The signage is not capable of forming a contract with a driver who does not hold and display a valid permit, because it makes no contractual offer of parking to such a driver.
The sign is framed in prohibitive terms: “CUSTOMERS ONLY” and “PRIVATE LAND, PERMIT HOLDERS ONLY”, with an instruction that a “valid permit must be obtained from shop and displayed”. Those words do not offer parking on terms to the general public. They define a closed class of authorised users and exclude everyone else. A person who is excluded cannot accept an offer that is not made to them. In those circumstances there is no “agreement” capable of being formed by conduct, and no contractual charge can arise.
Although the sign also contains a clause stating that if a vehicle “remains” or “fails to comply” the motorist agrees to pay £100, that wording does not convert a prohibition into a contractual licence. Properly construed, the sign is “no unauthorised parking”. The legal consequence of an unauthorised vehicle being left on private land is, at most, trespass. Any remedy for trespass lies with a landowner (or a party with a proprietary interest), and it is not a contractual “parking charge” owed to a parking contractor.

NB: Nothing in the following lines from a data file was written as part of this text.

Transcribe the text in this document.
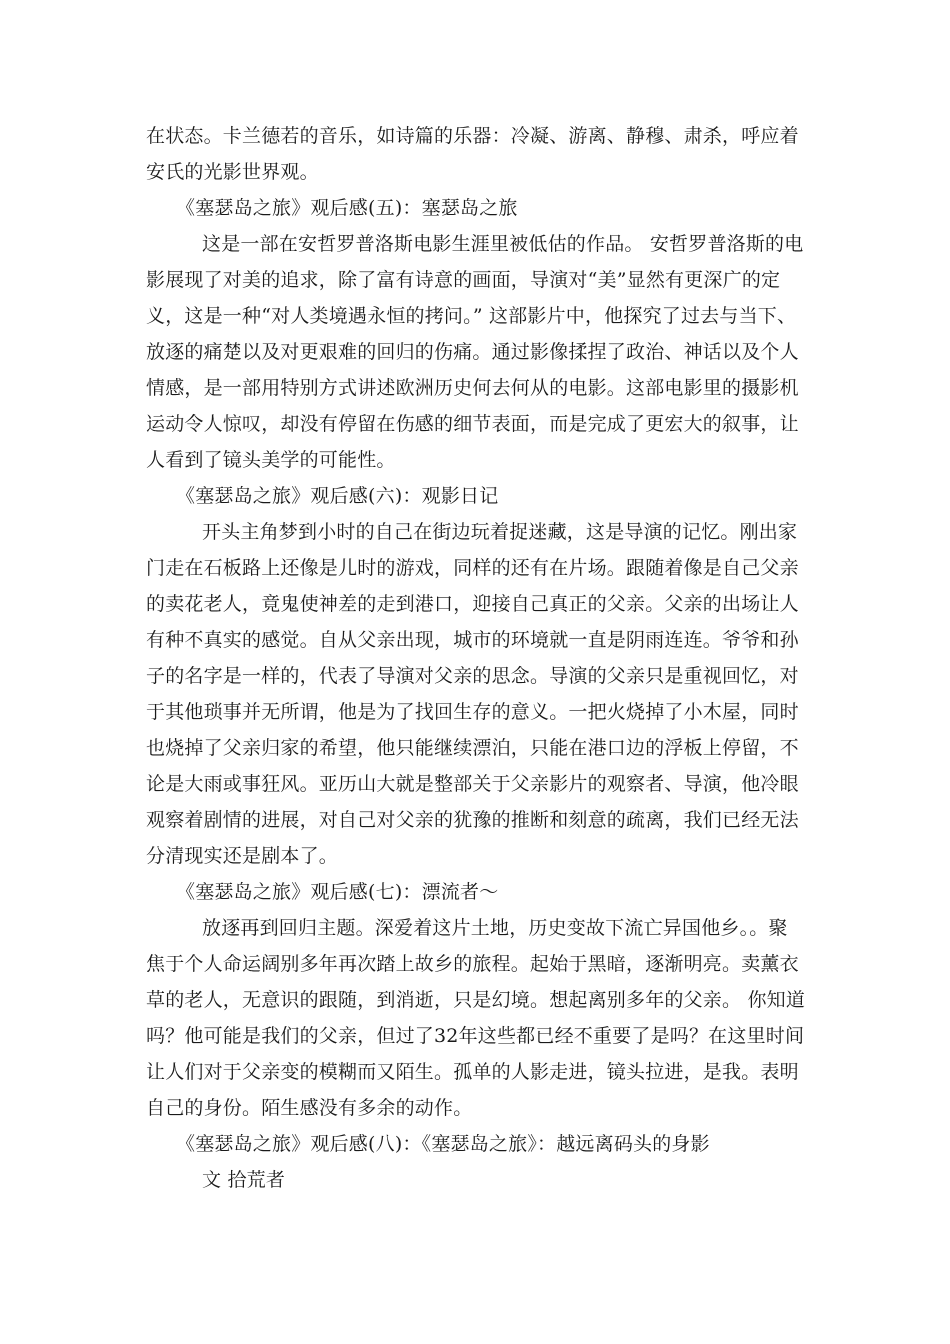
在状态。卡兰德若的音乐，如诗篇的乐器：冷凝、游离、静穆、肃杀，呼应着
安氏的光影世界观。
《塞瑟岛之旅》观后感(五)：塞瑟岛之旅
这是一部在安哲罗普洛斯电影生涯里被低估的作品。 安哲罗普洛斯的电
影展现了对美的追求，除了富有诗意的画面，导演对“美”显然有更深广的定
义，这是一种“对人类境遇永恒的拷问。” 这部影片中，他探究了过去与当下、
放逐的痛楚以及对更艰难的回归的伤痛。通过影像揉捏了政治、神话以及个人
情感，是一部用特别方式讲述欧洲历史何去何从的电影。这部电影里的摄影机
运动令人惊叹，却没有停留在伤感的细节表面，而是完成了更宏大的叙事，让
人看到了镜头美学的可能性。
《塞瑟岛之旅》观后感(六)：观影日记
开头主角梦到小时的自己在街边玩着捉迷藏，这是导演的记忆。刚出家
门走在石板路上还像是儿时的游戏，同样的还有在片场。跟随着像是自己父亲
的卖花老人，竟鬼使神差的走到港口，迎接自己真正的父亲。父亲的出场让人
有种不真实的感觉。自从父亲出现，城市的环境就一直是阴雨连连。爷爷和孙
子的名字是一样的，代表了导演对父亲的思念。导演的父亲只是重视回忆，对
于其他琐事并无所谓，他是为了找回生存的意义。一把火烧掉了小木屋，同时
也烧掉了父亲归家的希望，他只能继续漂泊，只能在港口边的浮板上停留，不
论是大雨或事狂风。亚历山大就是整部关于父亲影片的观察者、导演，他冷眼
观察着剧情的进展，对自己对父亲的犹豫的推断和刻意的疏离，我们已经无法
分清现实还是剧本了。
《塞瑟岛之旅》观后感(七)：漂流者～
放逐再到回归主题。深爱着这片土地，历史变故下流亡异国他乡。。聚
焦于个人命运阔别多年再次踏上故乡的旅程。起始于黑暗，逐渐明亮。卖薰衣
草的老人，无意识的跟随，到消逝，只是幻境。想起离别多年的父亲。 你知道
吗？他可能是我们的父亲，但过了32年这些都已经不重要了是吗？在这里时间
让人们对于父亲变的模糊而又陌生。孤单的人影走进，镜头拉进，是我。表明
自己的身份。陌生感没有多余的动作。
《塞瑟岛之旅》观后感(八)：《塞瑟岛之旅》：越远离码头的身影
文 拾荒者
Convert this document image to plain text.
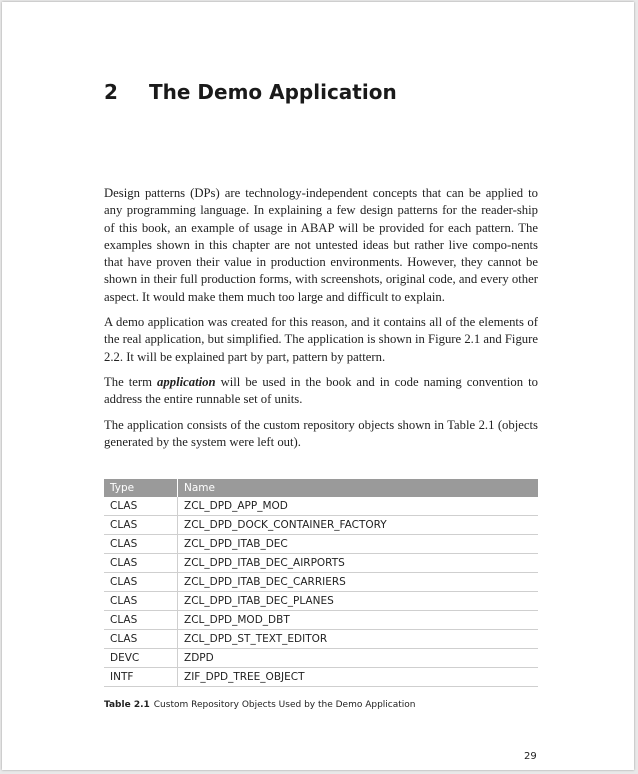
2 The Demo Application

Design patterns (DPs) are technology-independent concepts that can be applied to any programming language. In explaining a few design patterns for the reader-ship of this book, an example of usage in ABAP will be provided for each pattern. The examples shown in this chapter are not untested ideas but rather live compo-nents that have proven their value in production environments. However, they cannot be shown in their full production forms, with screenshots, original code, and every other aspect. It would make them much too large and difficult to explain.

A demo application was created for this reason, and it contains all of the elements of the real application, but simplified. The application is shown in Figure 2.1 and Figure 2.2. It will be explained part by part, pattern by pattern.

The term application will be used in the book and in code naming convention to address the entire runnable set of units.

The application consists of the custom repository objects shown in Table 2.1 (objects generated by the system were left out).

Type	Name
CLAS	ZCL_DPD_APP_MOD
CLAS	ZCL_DPD_DOCK_CONTAINER_FACTORY
CLAS	ZCL_DPD_ITAB_DEC
CLAS	ZCL_DPD_ITAB_DEC_AIRPORTS
CLAS	ZCL_DPD_ITAB_DEC_CARRIERS
CLAS	ZCL_DPD_ITAB_DEC_PLANES
CLAS	ZCL_DPD_MOD_DBT
CLAS	ZCL_DPD_ST_TEXT_EDITOR
DEVC	ZDPD
INTF	ZIF_DPD_TREE_OBJECT
Table 2.1 Custom Repository Objects Used by the Demo Application
29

Further, the allegation itself (“not clearly displaying a permit”) presupposes that the driver was entitled to park on the basis of a permit but failed to display it properly. That is a fundamentally different case from “unauthorised parking”. If the operator’s case is that the driver had no valid permit on display, then by the operator’s own signage the driver fell outside the class of authorised users (“permit holders only”), meaning no contract could have been formed in the first place. The allegation therefore supports the defence: it points away from any contractual relationship and towards a bare allegation of unauthorised presence, which cannot give rise to a contractual sum.
Accordingly, even leaving aside the absence of Keeper liability, the claim fails on formation. The sign is forbidding to non-permit holders, no contract was available to be accepted by them, and the asserted “parking charge” is not a recoverable contractual debt.